After that, we parse the input XSLT stylesheet from a file and invoke the XSLT processor. The parameters which are passed to the processor are defined in the beginning of the script and contain the authentication information for UPS, and the tracking number of the package (which is extracted from the input request when the script is called) :

my $style_doc = $parser->parse_file($input_xsl);

my $stylesheet = $xslt->parse_stylesheet($style_doc);

my $results = $stylesheet->transform($source,

	XML::LibXSLT::xpath_to_string(service_key => $service_key),

   	XML::LibXSLT::xpath_to_string(service_username => $service_username),

	XML::LibXSLT::xpath_to_string(service_password => $service_password),

	XML::LibXSLT::xpath_to_string(tracking_number => $tracking_number)


Once the request packet is generated via XSLT, I send it on its merry way by using the famous libwww-perl library:

my $req;

$ua = LWP::UserAgent->new;

$req = HTTP::Request->new(POST => $service_url_track);



my $res = $ua->request($req);

To process the response, I follow a similar routine, except that I use the response returned from UPS instead of the empty XML:

my $source = $parser->parse_string($response->content);

my $style_doc = $parser->parse_file($output_xsl);

my $stylesheet = $xslt->parse_stylesheet($style_doc);

my $results = $stylesheet->transform($source,

	XML::LibXSLT::xpath_to_string(version => $version)

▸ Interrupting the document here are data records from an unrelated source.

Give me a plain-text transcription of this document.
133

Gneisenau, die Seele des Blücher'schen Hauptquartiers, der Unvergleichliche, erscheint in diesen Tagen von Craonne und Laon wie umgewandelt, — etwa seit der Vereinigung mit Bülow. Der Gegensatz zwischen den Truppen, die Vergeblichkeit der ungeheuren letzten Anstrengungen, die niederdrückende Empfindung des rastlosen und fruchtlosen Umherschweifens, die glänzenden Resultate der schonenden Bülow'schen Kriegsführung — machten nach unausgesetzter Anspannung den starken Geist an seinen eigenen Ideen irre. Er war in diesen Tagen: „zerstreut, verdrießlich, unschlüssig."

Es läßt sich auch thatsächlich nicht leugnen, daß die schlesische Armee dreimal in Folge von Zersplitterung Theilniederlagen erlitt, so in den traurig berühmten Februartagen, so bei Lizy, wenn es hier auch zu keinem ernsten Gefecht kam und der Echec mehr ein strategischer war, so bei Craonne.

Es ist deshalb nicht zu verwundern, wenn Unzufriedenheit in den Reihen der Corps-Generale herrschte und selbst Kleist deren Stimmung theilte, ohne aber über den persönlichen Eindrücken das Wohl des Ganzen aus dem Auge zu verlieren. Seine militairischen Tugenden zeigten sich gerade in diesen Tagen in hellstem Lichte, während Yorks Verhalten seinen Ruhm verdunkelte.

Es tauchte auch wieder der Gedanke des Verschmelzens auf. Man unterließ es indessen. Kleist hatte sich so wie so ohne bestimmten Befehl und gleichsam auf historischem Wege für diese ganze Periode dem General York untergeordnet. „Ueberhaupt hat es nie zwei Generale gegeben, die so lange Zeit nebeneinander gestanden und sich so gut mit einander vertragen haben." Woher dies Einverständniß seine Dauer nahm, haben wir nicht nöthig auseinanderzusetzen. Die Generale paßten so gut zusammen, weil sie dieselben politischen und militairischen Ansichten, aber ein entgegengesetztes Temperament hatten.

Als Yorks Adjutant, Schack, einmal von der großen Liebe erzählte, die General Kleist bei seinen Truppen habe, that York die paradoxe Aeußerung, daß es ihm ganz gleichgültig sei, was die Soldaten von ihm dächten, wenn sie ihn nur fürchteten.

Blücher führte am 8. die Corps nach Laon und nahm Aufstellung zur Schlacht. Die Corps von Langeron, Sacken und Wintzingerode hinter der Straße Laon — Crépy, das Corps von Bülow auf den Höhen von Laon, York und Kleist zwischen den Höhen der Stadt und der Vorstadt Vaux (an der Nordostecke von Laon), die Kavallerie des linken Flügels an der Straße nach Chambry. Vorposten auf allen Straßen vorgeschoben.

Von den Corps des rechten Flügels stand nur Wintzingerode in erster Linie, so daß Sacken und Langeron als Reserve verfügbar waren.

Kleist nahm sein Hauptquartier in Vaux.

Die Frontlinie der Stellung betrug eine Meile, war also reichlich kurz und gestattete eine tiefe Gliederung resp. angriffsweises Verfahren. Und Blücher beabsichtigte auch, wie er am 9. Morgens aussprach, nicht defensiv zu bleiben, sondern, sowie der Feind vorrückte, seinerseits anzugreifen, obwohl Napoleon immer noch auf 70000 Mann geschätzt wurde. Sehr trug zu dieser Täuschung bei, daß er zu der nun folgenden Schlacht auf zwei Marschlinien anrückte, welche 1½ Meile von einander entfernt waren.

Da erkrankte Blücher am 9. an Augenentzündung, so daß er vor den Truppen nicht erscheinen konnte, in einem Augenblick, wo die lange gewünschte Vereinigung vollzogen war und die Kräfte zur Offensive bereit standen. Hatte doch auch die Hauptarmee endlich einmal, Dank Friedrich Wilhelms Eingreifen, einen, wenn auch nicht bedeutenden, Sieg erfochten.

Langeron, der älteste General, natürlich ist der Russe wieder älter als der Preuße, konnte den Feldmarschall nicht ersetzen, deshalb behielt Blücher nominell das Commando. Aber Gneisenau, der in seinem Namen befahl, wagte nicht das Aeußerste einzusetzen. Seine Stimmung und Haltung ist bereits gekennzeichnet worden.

	XML::LibXSLT::xpath_to_string(url_stylesheet => $url_stylesheet)


Once processed, we simply print the output to the user and exit:

print "Content-Type: application/xml\n\n";

print $stylesheet->output_string($results);


The full script can be downloaded here. Figures 1 and 2 below show how the resulting feed appears in the Bloglines web-based RSS reader and Liferea desktop RSS reader for Linux/GNOME.

Bloglines Screenshot
Figure 1. BlogLines Screenshot

Liferea Screenshot
Figure 2. Liferea Screenshot


Using XSLT for generating RSS feeds for UPS package tracking turned out to be a much simpler task than writing a straightforward program. Having XSLT do the heavy lifting of dealing with XML freed me to concentrate on the mundane programming tasks of working with HTTP requests and responses, illustrating how XSLT can reduce the complexity of XML processing. In the future, I plan to integrate additional carriers into the track2rss project, as well as additional output formats and languages.